Dimanche 8 novembre Matthieu 25, 1-13

 En ce temps-là,
Jésus disait à ses disciples cette parabole :
    « Le royaume des Cieux sera comparable
à dix jeunes filles invitées à des noces,
qui prirent leur lampe
pour sortir à la rencontre de l’époux.
    Cinq d’entre elles étaient insouciantes,
et cinq étaient prévoyantes :
    les insouciantes avaient pris leur lampe sans emporter d’huile,
    tandis que les prévoyantes avaient pris, avec leurs lampes,
des flacons d’huile.
    Comme l’époux tardait,
elles s’assoupirent toutes et s’endormirent.
    Au milieu de la nuit, il y eut un cri :
‘Voici l’époux ! Sortez à sa rencontre.’
    Alors toutes ces jeunes filles se réveillèrent
et se mirent à préparer leur lampe.
    Les insouciantes demandèrent aux prévoyantes :
‘Donnez-nous de votre huile,
car nos lampes s’éteignent.’
    Les prévoyantes leur répondirent :
‘Jamais cela ne suffira pour nous et pour vous,
allez plutôt chez les marchands vous en acheter.’
    Pendant qu’elles allaient en acheter,
l’époux arriva.
Celles qui étaient prêtes entrèrent avec lui dans la salle des noces,
et la porte fut fermée.
    Plus tard, les autres jeunes filles arrivèrent à leur tour et dirent :
‘Seigneur, Seigneur, ouvre-nous !’
    Il leur répondit :
‘Amen, je vous le dis :
je ne vous connais pas.’

    Veillez donc,
car vous ne savez ni le jour ni l’heure. »

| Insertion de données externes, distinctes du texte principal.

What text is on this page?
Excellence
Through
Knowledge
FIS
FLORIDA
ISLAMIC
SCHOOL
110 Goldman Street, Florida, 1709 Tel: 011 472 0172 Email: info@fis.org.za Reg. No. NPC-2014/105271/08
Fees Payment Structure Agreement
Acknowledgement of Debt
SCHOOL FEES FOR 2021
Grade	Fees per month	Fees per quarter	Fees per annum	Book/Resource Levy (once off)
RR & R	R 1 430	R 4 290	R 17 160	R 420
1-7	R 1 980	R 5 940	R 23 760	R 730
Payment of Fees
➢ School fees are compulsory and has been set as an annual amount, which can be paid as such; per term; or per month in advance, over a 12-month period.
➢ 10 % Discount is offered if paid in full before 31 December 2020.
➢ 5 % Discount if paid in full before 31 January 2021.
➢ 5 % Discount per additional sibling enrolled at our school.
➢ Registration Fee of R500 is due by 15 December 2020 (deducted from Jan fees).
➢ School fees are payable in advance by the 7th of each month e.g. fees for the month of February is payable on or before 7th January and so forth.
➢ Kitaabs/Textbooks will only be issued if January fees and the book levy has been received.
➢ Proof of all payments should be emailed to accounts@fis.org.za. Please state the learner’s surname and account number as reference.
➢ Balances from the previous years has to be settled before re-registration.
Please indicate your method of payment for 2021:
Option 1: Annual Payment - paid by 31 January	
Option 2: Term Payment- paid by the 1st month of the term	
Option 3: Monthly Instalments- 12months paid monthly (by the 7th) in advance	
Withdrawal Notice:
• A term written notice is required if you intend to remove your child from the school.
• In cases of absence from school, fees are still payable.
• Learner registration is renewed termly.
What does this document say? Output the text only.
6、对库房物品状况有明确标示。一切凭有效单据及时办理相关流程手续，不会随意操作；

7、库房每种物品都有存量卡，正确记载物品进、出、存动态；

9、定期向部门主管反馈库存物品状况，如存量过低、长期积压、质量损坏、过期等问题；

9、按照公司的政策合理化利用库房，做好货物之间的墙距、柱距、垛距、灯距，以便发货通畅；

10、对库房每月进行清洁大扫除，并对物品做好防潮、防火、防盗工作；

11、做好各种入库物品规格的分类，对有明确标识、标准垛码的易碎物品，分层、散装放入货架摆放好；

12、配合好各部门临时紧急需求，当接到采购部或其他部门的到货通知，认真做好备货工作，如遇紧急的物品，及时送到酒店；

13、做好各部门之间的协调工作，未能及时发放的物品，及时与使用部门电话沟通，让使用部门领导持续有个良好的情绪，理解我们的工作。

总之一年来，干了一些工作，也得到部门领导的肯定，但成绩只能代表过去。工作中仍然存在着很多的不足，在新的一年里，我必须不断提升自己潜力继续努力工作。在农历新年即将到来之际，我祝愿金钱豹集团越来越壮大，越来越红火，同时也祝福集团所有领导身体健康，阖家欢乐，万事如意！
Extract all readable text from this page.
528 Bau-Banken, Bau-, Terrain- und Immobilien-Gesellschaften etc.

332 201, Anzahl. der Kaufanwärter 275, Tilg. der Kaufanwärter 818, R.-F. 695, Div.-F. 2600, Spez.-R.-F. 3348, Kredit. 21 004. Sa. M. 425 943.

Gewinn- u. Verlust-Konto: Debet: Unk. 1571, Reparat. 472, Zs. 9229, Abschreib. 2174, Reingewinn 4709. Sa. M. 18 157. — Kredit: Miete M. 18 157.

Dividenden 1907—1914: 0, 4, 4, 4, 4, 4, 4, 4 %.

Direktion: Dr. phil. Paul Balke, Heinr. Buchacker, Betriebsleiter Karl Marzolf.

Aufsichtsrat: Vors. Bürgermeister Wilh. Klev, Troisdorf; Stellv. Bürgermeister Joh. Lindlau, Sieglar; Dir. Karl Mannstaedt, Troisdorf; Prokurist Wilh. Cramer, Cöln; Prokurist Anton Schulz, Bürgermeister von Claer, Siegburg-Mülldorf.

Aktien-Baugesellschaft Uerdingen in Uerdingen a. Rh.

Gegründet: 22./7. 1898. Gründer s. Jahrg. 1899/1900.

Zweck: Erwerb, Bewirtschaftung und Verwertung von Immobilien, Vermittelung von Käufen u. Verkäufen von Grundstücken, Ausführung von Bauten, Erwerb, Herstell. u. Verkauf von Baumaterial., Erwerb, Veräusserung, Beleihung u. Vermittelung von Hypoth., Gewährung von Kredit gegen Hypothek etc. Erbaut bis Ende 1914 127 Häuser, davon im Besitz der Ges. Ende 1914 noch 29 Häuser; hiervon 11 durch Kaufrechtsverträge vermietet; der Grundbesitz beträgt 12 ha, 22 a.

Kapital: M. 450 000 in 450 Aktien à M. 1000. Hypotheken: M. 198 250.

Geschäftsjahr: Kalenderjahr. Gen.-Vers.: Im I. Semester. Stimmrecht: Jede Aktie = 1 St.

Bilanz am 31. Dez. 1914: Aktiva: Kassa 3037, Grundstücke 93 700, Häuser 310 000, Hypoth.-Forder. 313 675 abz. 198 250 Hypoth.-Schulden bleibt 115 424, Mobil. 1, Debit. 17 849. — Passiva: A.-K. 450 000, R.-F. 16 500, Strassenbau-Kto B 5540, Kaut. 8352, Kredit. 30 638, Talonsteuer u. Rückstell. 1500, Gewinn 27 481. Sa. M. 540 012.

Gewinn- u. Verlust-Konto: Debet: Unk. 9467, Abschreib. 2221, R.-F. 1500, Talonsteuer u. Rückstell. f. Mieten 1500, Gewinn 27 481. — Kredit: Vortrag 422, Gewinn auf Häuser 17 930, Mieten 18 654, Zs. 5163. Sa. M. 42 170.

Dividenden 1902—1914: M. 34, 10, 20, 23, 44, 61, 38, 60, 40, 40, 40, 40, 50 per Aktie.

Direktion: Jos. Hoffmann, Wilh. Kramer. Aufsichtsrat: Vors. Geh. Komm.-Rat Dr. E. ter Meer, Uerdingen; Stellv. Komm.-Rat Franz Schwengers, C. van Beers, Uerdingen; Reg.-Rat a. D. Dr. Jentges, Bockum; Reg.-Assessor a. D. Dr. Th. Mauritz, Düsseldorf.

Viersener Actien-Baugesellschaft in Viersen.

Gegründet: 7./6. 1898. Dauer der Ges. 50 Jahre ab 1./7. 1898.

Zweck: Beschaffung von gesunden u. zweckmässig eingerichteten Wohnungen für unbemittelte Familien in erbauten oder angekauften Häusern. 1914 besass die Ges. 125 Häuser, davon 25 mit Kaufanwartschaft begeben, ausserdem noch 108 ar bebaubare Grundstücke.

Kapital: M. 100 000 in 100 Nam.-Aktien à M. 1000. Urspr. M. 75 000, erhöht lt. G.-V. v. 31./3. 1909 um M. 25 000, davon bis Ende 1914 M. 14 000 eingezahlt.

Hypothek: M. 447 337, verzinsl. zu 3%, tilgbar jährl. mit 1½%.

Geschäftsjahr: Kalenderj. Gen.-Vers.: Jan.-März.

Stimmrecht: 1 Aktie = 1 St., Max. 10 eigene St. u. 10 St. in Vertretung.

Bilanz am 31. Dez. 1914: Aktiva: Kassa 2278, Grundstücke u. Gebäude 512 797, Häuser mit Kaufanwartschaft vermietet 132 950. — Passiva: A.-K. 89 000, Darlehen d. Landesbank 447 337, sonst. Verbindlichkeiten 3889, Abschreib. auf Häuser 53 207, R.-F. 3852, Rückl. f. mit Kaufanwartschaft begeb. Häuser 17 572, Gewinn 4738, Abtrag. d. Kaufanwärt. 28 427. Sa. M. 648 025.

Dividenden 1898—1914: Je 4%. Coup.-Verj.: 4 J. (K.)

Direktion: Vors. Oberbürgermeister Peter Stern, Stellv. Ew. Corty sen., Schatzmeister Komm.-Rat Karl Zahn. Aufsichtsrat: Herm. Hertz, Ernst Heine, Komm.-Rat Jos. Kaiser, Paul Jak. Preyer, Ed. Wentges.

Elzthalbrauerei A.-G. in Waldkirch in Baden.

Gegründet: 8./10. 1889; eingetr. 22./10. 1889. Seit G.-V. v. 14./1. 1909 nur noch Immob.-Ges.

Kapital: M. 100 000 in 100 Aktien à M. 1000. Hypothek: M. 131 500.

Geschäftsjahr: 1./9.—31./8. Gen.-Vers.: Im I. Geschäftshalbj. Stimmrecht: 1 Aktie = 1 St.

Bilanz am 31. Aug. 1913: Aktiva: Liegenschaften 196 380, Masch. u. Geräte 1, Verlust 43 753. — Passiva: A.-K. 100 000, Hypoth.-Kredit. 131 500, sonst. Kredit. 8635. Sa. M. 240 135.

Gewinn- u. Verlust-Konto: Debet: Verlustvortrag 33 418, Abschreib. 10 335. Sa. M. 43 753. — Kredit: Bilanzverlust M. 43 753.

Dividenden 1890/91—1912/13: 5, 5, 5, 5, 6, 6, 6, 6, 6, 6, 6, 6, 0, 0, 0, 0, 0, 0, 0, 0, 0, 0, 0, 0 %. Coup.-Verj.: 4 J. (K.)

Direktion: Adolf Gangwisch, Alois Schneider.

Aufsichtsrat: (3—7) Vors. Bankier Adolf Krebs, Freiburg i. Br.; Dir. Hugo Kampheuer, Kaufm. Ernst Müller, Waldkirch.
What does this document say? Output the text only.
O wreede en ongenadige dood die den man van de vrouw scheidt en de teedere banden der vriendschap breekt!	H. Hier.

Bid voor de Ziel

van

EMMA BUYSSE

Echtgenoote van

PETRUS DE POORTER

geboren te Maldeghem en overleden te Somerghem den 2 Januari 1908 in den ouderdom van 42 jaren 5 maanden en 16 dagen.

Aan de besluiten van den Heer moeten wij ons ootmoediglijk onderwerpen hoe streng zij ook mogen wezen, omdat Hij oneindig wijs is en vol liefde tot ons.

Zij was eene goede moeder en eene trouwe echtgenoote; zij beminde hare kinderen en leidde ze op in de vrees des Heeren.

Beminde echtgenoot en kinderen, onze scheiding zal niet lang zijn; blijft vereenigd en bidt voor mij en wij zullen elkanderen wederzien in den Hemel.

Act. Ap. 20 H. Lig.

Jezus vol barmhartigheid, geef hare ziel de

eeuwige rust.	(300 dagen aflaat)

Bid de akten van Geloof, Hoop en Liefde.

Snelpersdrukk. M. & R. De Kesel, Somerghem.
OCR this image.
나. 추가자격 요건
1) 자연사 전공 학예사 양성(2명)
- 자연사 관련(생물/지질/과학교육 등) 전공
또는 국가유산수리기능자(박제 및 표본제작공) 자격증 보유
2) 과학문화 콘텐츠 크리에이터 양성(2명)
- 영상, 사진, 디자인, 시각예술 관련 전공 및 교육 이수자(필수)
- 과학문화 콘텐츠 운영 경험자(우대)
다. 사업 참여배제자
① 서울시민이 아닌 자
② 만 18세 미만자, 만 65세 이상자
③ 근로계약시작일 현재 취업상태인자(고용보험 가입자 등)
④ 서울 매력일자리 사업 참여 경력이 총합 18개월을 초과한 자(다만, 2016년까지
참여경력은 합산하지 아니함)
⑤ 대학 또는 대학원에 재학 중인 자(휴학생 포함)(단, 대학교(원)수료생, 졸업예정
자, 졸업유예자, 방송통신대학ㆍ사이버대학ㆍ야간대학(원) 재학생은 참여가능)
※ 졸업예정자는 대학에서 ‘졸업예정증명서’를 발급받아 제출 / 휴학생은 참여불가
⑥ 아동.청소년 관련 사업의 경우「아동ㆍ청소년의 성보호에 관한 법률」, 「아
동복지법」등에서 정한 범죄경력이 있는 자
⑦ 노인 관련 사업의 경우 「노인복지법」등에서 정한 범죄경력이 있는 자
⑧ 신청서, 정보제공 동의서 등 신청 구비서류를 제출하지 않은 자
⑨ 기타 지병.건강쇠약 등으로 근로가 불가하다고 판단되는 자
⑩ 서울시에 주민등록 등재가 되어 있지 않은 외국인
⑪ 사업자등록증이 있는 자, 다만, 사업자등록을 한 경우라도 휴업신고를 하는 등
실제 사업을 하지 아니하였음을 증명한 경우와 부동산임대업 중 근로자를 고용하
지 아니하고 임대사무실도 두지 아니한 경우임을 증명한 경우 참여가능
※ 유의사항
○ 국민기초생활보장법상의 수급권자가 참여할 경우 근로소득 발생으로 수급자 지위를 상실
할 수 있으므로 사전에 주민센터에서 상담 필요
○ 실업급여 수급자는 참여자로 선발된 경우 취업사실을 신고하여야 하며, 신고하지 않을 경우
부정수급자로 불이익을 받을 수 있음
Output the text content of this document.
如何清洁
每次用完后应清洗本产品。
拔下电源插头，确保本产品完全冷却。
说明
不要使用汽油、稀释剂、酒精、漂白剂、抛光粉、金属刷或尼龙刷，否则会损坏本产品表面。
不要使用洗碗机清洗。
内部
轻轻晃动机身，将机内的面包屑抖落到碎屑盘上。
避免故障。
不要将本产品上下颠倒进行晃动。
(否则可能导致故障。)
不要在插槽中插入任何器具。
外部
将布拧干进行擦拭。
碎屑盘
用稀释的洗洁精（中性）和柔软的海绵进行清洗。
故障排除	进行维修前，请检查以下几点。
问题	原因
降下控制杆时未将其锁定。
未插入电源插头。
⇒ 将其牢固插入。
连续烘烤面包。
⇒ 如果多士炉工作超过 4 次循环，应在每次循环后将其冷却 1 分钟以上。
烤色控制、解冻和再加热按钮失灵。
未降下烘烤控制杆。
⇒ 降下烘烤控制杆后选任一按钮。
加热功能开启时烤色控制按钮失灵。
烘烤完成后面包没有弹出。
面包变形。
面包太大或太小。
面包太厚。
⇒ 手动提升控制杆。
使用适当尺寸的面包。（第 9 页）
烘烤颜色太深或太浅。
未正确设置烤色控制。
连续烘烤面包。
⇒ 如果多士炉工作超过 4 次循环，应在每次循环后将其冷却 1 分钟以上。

Est-ce que nos lampes sont allumées ?

Choquant, non ? Les prévoyantes de la parabole refusent de partager leur huile et les insouciantes finissent par se trouver devant une porte fermée… Où est la charité chrétienne ?

Justement, une parabole est toujours là pour choquer, surprendre… pour découvrir quelque chose au-delà de l’immédiateté des mots. La lampe signifie forcément chacun de nous, appelé à VIVRE. Et personne ne peut vivre à notre place… ce qui est vrai en tout temps, l’est d’une manière particulière en ce temps de reconfinement !

La lourdeur de l’ambiance actuelle, avec ses crises et horreurs, peut nous tenter à nous ‘endormir’, à nous laisser submerger par la morosité, voire la déprime… Comment ‘vivre vraiment’ et être des ‘lampes allumées’ malgré tout ?

Je repense à ce que disait Samuel Le Bihan, papa d’une fille autiste : « c’est en faisant quelque chose pour les autres que le meilleur de nous-mêmes jaillit ! ». Penser aux soignants, à tous ceux qui travaillent pour nous au quotidien et qui assurent tout ce que nous avons pour manger, nous chauffer, nous protéger… bref toute cette chaîne immense de services. Se donner chaque jour un objectif : commencer ma journée en disant merci pour mille choses, prendre des nouvelles, se soucier du voisin, prier, encourager… Être une lampe allumée peut réveiller des lampes éteintes pour qu’elles brillent à leur tour.